I mean, some of that may have to do with just the way historically games have been made.

Maxwell

Well, yeah. I think it's all because of that.

David

But I think that can also change.

Maxwell

But also it's like -- and this is a real concern: There is an argument that I don't know that I ascribe to, that there's elements of culture that don't know what good writing actually is. [Laughs.] I don't agree with that. But it's an interesting question.

David

Not everyone who watches TV is an idiot, you know?

Maxwell

Right. I sort of am in the camp that, like, "No, people know."

They may not care.

But I tend to think people know. But yeah, and once again, this isn't a thing about taste. It's just about talent. There isn't a lot of money or effort put into something that actually does make a big difference and does ironically correlate with a game's success, you know? Games that have real writing talent to whatever degree as part of them tend to do much better than games that don't.

David

Something I'd be curious to hear you talk a bit about is how insular the games industry is, or how the business and the audience doesn't really have a sense of how small it is comparatively. Or how much stuff that happens in those circles actually ripples or rates elsewhere.

Maxwell

Yeah. I think the industry is incredibly insular. Especially relative to every other creative world. And I don't think it necessarily always used to be that way. But those were still the exceptions.

Even Hollywood -- Hollywood has a real relationship, even at its worst studio, whatever, has real relationships with real musicians and real artists and real designers and all these things who have nothing to do with movies. Hollywood, even at its worst, has that. Games almost never does. And that's really weird. [Laughs.] I think that really hurts the industry. Really hurts the industry. And it doesn't totally make sense. I mean really doesn't make any sense when it comes to music. Every once in a while there's an attempt to get someone interesting to do a soundtrack. But it's pretty rare and it's not even people who are all that interesting.

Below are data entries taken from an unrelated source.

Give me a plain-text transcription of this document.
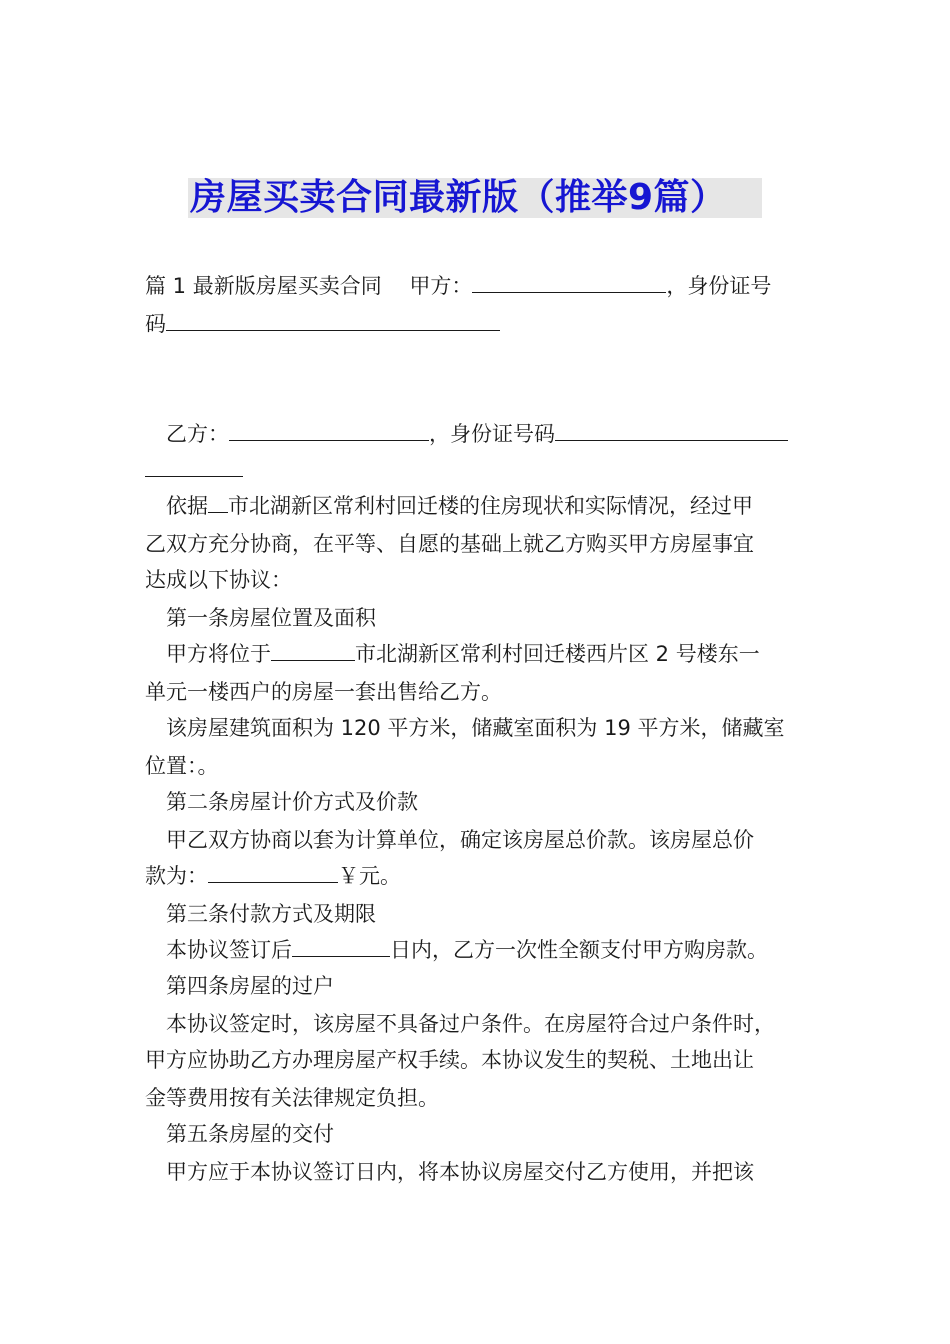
房屋买卖合同最新版（推举9篇）
篇 1 最新版房屋买卖合同　 甲方：	，身份证号
码
　乙方：	，身份证号码
　依据 市北湖新区常利村回迁楼的住房现状和实际情况，经过甲
乙双方充分协商，在平等、自愿的基础上就乙方购买甲方房屋事宜
达成以下协议：
　第一条房屋位置及面积
　甲方将位于	市北湖新区常利村回迁楼西片区 2 号楼东一
单元一楼西户的房屋一套出售给乙方。
　该房屋建筑面积为 120 平方米，储藏室面积为 19 平方米，储藏室
位置：。
　第二条房屋计价方式及价款
　甲乙双方协商以套为计算单位，确定该房屋总价款。该房屋总价
款为：	￥元。
　第三条付款方式及期限
　本协议签订后	日内，乙方一次性全额支付甲方购房款。
　第四条房屋的过户
　本协议签定时，该房屋不具备过户条件。在房屋符合过户条件时，
甲方应协助乙方办理房屋产权手续。本协议发生的契税、土地出让
金等费用按有关法律规定负担。
　第五条房屋的交付
　甲方应于本协议签订日内，将本协议房屋交付乙方使用，并把该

It's very insular in that sense. In a creative sense. In that there are a lot of very talented people in other mediums who would do amazing things in games who are just never even talked to.

David

These are going to be rote examples, but there have been a few times where it's been attempted. Steven Spielberg tried to do a Wii game. There was that Guillermo Del Toro and Kojima game that just fell through.

Maxwell

But that's at a level -- I guess that's not what I mean by artists, right?

David

Sure.

Maxwell

I mean, in both those cases, that's a business decision. I mean, the closest thing to what I'm talking about, which did really happen, is yeah, Trent Reznor did make that Quake soundtrack.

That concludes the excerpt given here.